Among the protein fluorophores, the T fluorophore which is attributed to phytoplankton production in natural aquatic environment (Coble et al. 1990, 1998) is also higher in the northern region (table 2). But the increase is not as much (ΔT = 0.001 RU, 8%) as the increase in chl a equivalent concentration (Δchl a equivalent = 0.99, 72%) would predict. The fact that B fluorophore, which is also of phytoplanktonic origin is significantly higher in the southern region, and not lower adds to the uniqueness of the study area. The freshly formed proteins have a coiled tertiary structure, and in them, tryptophan fluorescence alone is seen (northern region) as the fluorescence energy of tyrosine, is efficiently transferred to tryptophan by the fluorescence resonance energy transfer (FRET) mechanism (Lakowicz 1999). In degraded proteins (southern region), due to the linear structures, tyrosine residues are exposed directly to the medium and the tyrosine fluorescence is also seen (Mayer et al. 1999). Thus whenever the B fluorophore is noticed, protein degradation via bacterial metabolism is inferred (Determann et al. 1996; Coble et al. 1998; Fellman et al. 2010). The B fluorophore is particularly enriched at a few (one or two) stations of the southern transects, in which dissolved oxygen is lower. It is well known that upwelling does occur in the western Bay of Bengal during southwest monsoon locally (Shetye et al. 1991) that might have brought the protein degradation products surviving bacterial metabolism to the surface.

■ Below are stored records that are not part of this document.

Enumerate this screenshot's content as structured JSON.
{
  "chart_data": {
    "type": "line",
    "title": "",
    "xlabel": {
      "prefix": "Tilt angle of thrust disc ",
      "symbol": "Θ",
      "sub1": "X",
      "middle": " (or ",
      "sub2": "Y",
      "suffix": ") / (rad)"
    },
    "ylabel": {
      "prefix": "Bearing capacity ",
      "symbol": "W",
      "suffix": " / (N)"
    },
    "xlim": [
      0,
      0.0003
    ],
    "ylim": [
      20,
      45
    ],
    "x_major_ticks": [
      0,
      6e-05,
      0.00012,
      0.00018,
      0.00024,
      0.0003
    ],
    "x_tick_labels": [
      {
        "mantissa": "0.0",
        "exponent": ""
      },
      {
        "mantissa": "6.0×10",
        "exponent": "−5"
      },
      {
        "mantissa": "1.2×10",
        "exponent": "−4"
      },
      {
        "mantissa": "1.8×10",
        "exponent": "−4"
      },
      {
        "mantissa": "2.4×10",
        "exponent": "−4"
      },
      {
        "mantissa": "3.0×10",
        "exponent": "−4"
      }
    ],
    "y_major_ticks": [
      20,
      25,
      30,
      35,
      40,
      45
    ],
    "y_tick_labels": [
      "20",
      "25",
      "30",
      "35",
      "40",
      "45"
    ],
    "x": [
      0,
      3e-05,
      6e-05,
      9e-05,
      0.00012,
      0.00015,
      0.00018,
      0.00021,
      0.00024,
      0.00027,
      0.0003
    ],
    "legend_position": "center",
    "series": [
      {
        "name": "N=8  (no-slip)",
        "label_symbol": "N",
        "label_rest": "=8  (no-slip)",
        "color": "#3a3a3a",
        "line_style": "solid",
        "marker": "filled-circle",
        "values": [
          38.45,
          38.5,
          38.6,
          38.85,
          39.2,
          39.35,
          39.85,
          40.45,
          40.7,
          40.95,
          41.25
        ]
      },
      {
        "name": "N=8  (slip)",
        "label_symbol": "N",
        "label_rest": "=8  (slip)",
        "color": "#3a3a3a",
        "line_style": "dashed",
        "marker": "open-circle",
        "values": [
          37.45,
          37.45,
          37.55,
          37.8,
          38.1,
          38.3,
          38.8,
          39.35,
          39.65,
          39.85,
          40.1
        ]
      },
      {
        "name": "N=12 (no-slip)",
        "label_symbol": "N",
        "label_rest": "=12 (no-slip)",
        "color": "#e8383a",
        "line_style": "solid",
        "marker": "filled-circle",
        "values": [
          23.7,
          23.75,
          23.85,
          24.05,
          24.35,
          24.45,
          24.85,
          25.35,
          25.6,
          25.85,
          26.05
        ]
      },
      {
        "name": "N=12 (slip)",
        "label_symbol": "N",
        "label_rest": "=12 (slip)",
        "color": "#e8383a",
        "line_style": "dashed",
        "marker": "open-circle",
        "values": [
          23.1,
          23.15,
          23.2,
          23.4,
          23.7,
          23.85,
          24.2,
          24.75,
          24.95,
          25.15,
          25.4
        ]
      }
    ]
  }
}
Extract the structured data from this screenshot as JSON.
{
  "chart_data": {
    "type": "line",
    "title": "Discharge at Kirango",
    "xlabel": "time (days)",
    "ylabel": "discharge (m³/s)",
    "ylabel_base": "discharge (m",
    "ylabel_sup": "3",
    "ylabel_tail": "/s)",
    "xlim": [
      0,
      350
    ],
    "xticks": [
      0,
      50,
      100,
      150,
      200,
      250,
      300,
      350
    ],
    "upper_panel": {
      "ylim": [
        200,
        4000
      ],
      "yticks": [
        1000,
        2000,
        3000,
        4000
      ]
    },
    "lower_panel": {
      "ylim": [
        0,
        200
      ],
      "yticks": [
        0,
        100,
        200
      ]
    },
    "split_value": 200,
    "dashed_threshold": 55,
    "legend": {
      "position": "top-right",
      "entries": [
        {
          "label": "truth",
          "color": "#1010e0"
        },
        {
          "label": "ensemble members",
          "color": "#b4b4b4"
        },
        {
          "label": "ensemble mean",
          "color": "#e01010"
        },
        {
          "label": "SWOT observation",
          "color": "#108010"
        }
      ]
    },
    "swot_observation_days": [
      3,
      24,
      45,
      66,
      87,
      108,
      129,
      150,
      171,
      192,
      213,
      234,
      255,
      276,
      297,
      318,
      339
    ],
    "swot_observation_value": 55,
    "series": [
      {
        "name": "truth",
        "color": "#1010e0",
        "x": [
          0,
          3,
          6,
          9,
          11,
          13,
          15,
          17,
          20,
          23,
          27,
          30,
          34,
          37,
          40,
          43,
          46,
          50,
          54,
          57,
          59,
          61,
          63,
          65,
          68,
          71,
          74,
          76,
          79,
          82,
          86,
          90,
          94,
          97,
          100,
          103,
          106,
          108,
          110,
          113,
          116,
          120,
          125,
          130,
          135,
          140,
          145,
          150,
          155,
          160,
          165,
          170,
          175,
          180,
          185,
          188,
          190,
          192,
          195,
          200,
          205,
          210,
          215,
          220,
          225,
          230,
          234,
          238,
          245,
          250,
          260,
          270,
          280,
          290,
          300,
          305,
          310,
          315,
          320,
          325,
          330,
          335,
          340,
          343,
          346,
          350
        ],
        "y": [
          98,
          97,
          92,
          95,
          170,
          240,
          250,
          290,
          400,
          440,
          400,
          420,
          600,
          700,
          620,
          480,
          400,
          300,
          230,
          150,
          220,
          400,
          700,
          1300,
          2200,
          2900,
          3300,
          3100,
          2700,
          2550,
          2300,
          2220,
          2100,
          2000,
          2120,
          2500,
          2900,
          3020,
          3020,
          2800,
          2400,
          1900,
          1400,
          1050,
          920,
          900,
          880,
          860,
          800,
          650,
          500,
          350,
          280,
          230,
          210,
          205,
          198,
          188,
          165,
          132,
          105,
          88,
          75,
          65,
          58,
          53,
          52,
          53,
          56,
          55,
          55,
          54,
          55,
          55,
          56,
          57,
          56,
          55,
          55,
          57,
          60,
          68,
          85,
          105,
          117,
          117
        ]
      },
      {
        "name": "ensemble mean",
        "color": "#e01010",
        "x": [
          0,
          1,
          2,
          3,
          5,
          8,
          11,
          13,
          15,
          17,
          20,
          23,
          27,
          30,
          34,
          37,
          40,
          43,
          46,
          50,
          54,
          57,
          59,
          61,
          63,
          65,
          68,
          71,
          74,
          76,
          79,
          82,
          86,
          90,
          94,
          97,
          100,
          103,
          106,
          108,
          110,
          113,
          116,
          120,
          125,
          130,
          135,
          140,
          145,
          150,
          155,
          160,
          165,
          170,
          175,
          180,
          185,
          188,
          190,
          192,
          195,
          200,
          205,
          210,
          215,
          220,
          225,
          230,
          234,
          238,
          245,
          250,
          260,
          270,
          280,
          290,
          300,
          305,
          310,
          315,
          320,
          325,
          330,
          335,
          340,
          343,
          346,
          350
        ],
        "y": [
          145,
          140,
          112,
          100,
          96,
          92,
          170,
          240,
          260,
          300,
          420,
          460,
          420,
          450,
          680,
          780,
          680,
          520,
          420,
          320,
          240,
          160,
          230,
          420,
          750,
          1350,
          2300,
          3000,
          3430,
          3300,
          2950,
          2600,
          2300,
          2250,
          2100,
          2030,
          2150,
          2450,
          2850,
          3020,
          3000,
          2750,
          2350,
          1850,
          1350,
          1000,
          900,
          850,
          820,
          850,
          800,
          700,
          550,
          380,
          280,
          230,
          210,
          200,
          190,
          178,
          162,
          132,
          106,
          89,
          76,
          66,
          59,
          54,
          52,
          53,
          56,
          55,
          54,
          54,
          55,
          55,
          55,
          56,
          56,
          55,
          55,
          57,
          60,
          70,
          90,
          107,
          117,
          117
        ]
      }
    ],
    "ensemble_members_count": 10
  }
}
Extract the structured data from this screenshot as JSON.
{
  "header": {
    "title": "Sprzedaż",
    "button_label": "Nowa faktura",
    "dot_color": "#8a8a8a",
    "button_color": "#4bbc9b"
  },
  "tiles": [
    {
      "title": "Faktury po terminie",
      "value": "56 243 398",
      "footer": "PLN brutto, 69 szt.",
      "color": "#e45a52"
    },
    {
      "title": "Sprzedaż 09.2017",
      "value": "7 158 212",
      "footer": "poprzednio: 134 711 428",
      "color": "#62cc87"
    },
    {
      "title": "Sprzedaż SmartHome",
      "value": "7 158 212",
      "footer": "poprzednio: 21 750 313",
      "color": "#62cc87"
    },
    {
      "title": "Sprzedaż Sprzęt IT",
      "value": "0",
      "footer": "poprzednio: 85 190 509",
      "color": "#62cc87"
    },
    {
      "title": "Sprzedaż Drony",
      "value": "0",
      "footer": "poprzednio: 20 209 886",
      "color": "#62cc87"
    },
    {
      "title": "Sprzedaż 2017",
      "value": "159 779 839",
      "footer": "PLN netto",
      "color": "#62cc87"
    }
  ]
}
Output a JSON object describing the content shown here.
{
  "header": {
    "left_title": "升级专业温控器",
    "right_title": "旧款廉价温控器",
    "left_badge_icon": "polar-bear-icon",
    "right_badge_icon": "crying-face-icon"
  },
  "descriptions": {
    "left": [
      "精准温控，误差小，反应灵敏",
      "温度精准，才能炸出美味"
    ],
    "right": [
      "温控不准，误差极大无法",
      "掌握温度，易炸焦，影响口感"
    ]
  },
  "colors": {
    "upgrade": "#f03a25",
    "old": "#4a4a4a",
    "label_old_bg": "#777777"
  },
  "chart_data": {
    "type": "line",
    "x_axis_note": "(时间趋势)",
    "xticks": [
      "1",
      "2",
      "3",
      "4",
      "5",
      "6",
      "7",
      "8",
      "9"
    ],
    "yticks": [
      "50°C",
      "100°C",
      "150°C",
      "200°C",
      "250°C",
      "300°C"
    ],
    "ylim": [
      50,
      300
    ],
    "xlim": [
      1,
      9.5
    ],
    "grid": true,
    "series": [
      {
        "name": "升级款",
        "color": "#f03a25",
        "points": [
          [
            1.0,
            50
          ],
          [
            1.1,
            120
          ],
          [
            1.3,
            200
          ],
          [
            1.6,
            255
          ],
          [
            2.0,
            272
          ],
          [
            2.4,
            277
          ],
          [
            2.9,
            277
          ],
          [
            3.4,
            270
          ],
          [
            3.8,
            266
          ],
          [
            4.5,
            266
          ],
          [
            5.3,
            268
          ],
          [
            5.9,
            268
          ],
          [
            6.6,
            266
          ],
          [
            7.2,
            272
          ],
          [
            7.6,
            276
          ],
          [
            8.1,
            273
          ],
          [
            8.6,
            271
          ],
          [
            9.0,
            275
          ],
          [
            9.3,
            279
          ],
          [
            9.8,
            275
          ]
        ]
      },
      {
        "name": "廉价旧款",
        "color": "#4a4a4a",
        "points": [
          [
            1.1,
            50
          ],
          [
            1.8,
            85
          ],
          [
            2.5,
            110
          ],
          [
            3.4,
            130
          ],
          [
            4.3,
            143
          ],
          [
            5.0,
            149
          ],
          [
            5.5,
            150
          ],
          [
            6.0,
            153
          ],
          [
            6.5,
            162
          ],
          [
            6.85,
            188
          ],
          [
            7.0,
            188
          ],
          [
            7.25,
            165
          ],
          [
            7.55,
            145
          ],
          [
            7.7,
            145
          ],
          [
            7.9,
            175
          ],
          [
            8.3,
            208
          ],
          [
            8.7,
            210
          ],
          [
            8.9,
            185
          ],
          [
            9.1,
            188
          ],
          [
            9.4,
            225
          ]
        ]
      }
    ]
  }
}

The new nutrients introduced by upwelling should promote new biological production. As an indicator of recent phytoplankton production, BIX (Huguet et al. 2009) has been computed. The BIX was higher in the southern than the northern region (table 2; ΔBIX = 0.062, 7.3%) despite its lower chl a equivalent than the latter. This infers that phytoplankton production is indeed greater in the southern region and that its (chl a equivalent’s) lower abundance may be due to effective grazing. A southward increase of zooplankton abundance in the western Bay of Bengal has been documented (Nair et al. 1981), and held likely responsible. Lower chl a equivalent of the southern region could also have been due to lower chl a containing phytoplankton, e.g., picoplankton or dinoflagellates. But in time series observations during 2009–2012 (our unpublished results), we did not find dinoflagellates in significant numbers in the monsoon season in the western Bay of Bengal. Thus, fluorescence properties are more informative about phytoplankton production than chlorophyll a.